Наступила гробовая тишина. На нас смотрели миллионы лиц. Ледяные пальцы ужаса сжали мое сердце.
Но все еще было поправимо, если б не произошло то, что произошло потом. Любой другой президент пропустил бы случившееся мимо ушей и простил несчастную сотню ребятишек. Рональд Рейган — детище индустрии развлечений — воспринял бы инцидент нормально. И оба Рузвельта[22]
, я уверен, только бы улыбнулись снисходительно, дымя толстой сигарой или посасывая изящный мундштук, и подали знак начать сначала. Мне представляется Авраам Линкольн[23], в его печально-темных глазах — непостижимая глубина сострадания, он просто потрепал бы каждого по голове. Будь Линкольн сейчас с нами, мы были бы совсем другими людьми.Но перед нами стоял Джон Исайя Уилок. Для него мы не были мальчишками. Мы были лишь бессловесными рабами в его империи.
Вступивший в должность Президент Соединенных Штатов Уилок в этот исторический момент впился в нас огненным взором разъяренного демона. Толпа, камеры, агенты службы безопасности — все, казалось, исчезло как дым, как сладкие грезы исчезают от холодного прикосновения реальности. В мире существовали только мы и наш президент. Только горстка детей перед лицом современного Голиафа.
Мистер Кеммельман напомнил мне неожиданно хрупкую куклу-марионетку, которую водят за ниточки два врага-кукловода.
Гнетущая тишина продолжалась несколько секунд, казавшихся вечностью, — беззвучное свободное падение в леденящей пустоте.
Кто — то засмеялся, и свободное падение закончилось: мы грохнулись об землю. «Дерьмо», — только и вырвалось у меня.
Смеялся Блин — спаси Господь его душу, — он защищал нас от злобного президентского гнева единственным способом, который знал, и единственным своим оружием. Он отбивался от того, чего не понимал. Не беззаботный смех, не смех ликования или облегчения — то был смех, внушающий ужас, истерический, слишком визгливый, чтобы быть выражением радости или восторга. Этот смех прорывался в неподвижный воздух подобно некоему свирепому детенышу дракона, в муках родившегося и бьющего своими еще влажными крыльями, чтобы взлететь в небо. Глаза у Блина широко раскрылись, будто он был не в силах совладать с этим ужасным звуком.
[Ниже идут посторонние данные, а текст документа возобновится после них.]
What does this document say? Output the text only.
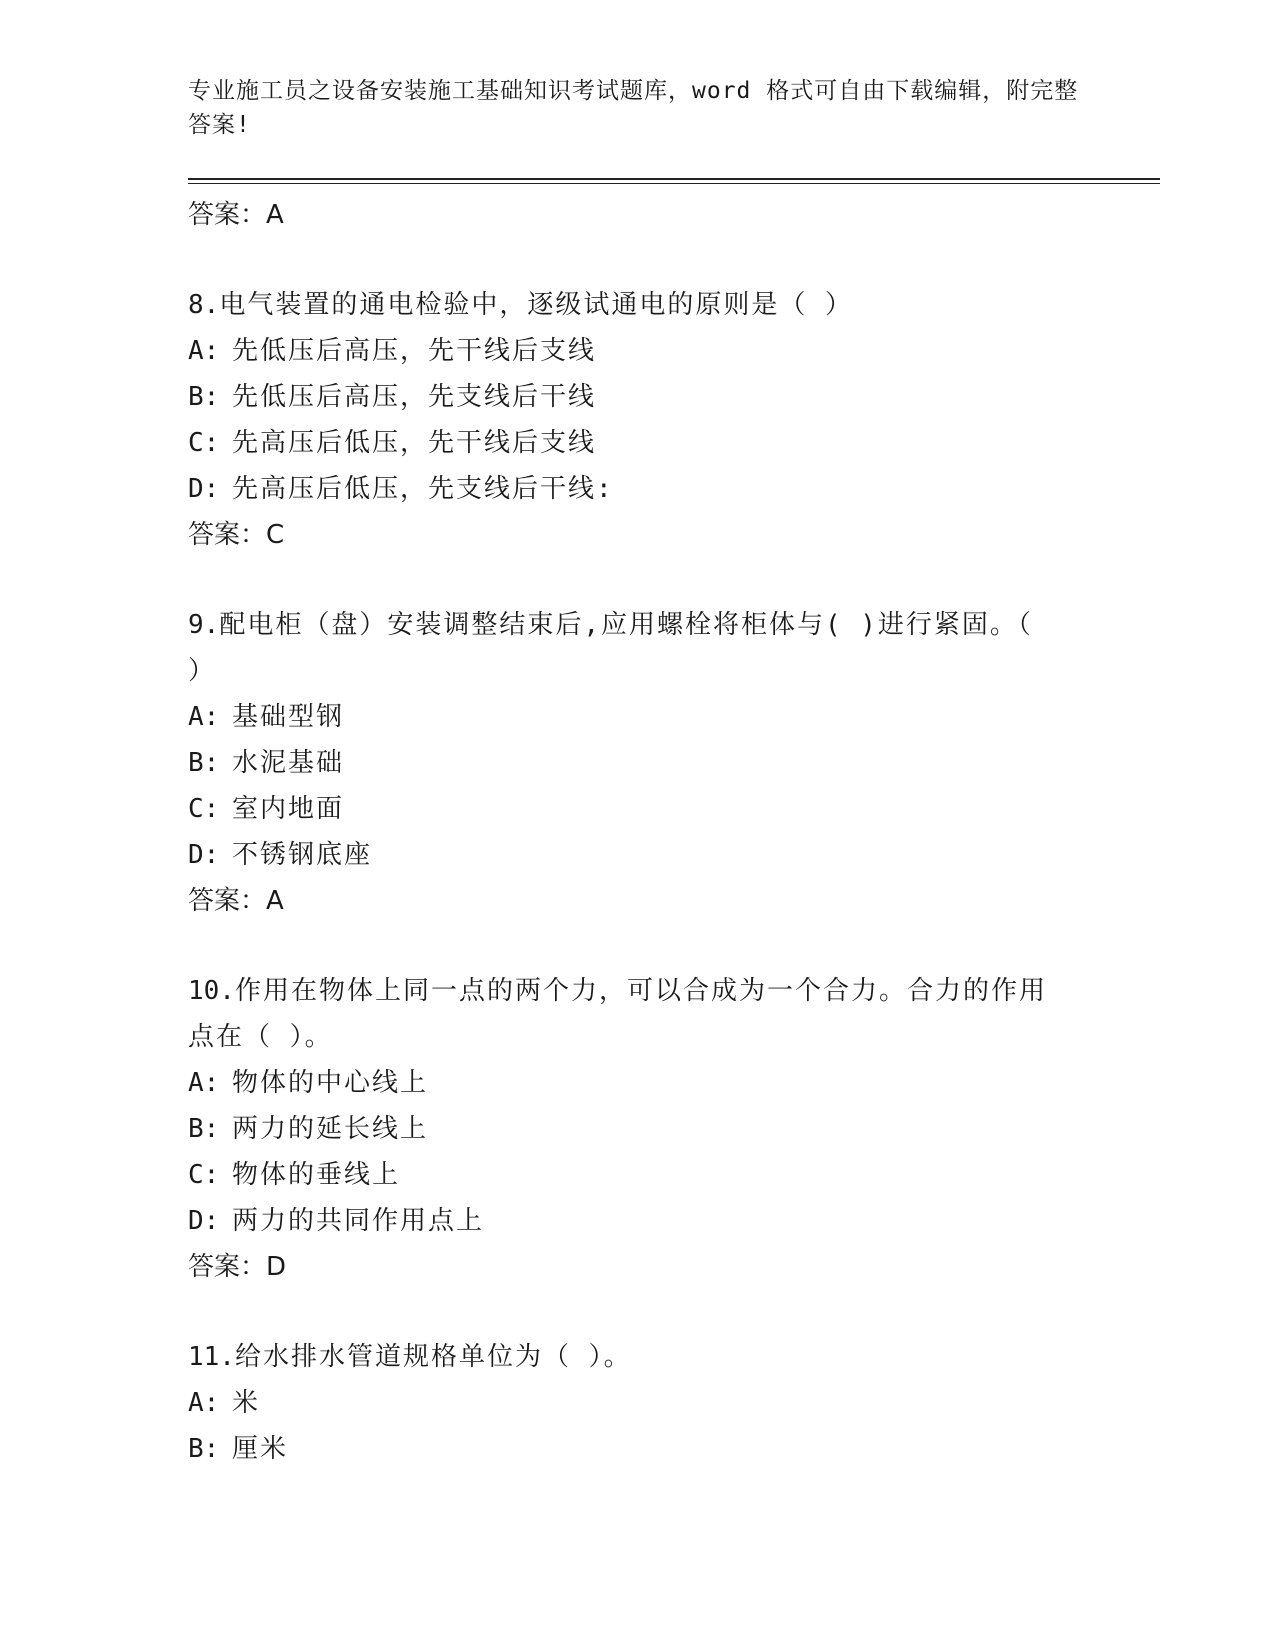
专业施工员之设备安装施工基础知识考试题库，word 格式可自由下载编辑，附完整答案!
答案：A
8.电气装置的通电检验中，逐级试通电的原则是（ ）
A: 先低压后高压，先干线后支线
B: 先低压后高压，先支线后干线
C: 先高压后低压，先干线后支线
D: 先高压后低压，先支线后干线:
答案：C
9.配电柜（盘）安装调整结束后,应用螺栓将柜体与( )进行紧固。（ ）
A: 基础型钢
B: 水泥基础
C: 室内地面
D: 不锈钢底座
答案：A
10.作用在物体上同一点的两个力，可以合成为一个合力。合力的作用点在（ ）。
A: 物体的中心线上
B: 两力的延长线上
C: 物体的垂线上
D: 两力的共同作用点上
答案：D
11.给水排水管道规格单位为（ ）。
A: 米
B: 厘米
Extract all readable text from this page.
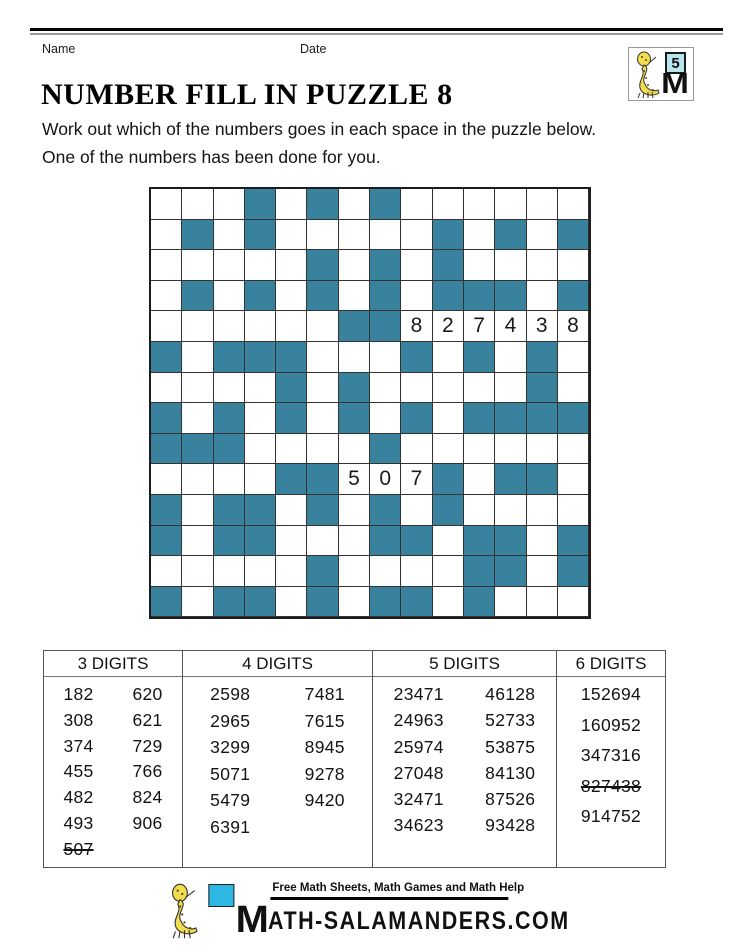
Name	Date
5
M
NUMBER FILL IN PUZZLE 8
Work out which of the numbers goes in each space in the puzzle below.
One of the numbers has been done for you.
8 2 7 4 3 8
5 0 7
3 DIGITS
182
308
374
455
482
493
507
620
621
729
766
824
906
4 DIGITS
2598
2965
3299
5071
5479
6391
7481
7615
8945
9278
9420
5 DIGITS
23471
24963
25974
27048
32471
34623
46128
52733
53875
84130
87526
93428
6 DIGITS
152694
160952
347316
827438
914752
Free Math Sheets, Math Games and Math Help
MATH-SALAMANDERS.COM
И мы, его одноклассники, тоже засмеялись. Сначала раздалось несколько нервных смешков, потом они перешли в полнозвучный хохот, и через пару секунд мы уже держались за животы, корчась от смеха, как какие-нибудь придурковатые малолетки, а по нашим щекам ручьями текли слезы.
Но это было совсем не смешно. Ничего забавного во всей дерьмовой ситуации. Нас пригласили в качестве почетных гостей на президентскую инаугурацию, а мы, мы проворонили свою жар-птицу — опростоволосились в присутствии наиболее влиятельных лиц страны, на глазах у иностранных дипломатов, у тысяч собравшихся людей, перед миллионами сограждан — американских телезрителей, не верящих своим глазам и ушам, перед микрофонами и камерами телекомпаний всего мира. Так что же нам оставалось делать, как не смеяться? Вот мы и смеялись — как какие-то психи ненормальные.
Многократно усиленный смех раздавался эхом из громкоговорителей, отражался от беломраморного мавзолея Капитолия, от памятников, что стоят на Аллее, и такой стоял гул, будто город заполнила орда демонов. Мистер Кеммельман стоял окаменевший, так и не опустив рук. У него был слегка удивленный вид человека, только что пронзенного копьем. В глазах его застыло недоумение.
Теперь и толпа хохотала.
Не буду пытаться дальше описывать это происшествие. Вся пресса, все агентства новостей запечатлели его на пленку в объемном изображении. Конечно, надо было видеть событие своими глазами, чтобы его прочувствовать, но запись тоже точно передает впечатление. Я знаю. Я просматривал ее достаточно часто.
Сумятица длилась не более одной-двух минут: Председатель Верховного суда Саутер отдал несколько строгих распоряжений, и порядок был восстановлен. Нам даже предложили спеть-таки канон, и мы очень здорово это сделали. Но настроение все равно было поганое. Мы осрамились, и уже никакое, даже самое замечательное исполнение не могло ничего исправить.
Но мы осрамили и Президента Соединенных Штатов. После того первого жуткого мгновения он сумел затаить эмоции, но мы-то видели, что это притворство. Когда мы пели, он милостиво улыбался, но в его улыбке сквозила самая настоящая злоба — как черное свечение. Мы смеялись над церемонией его вступления в должность, но он-то, я уверен, воспринял это как насмешку лично над собой.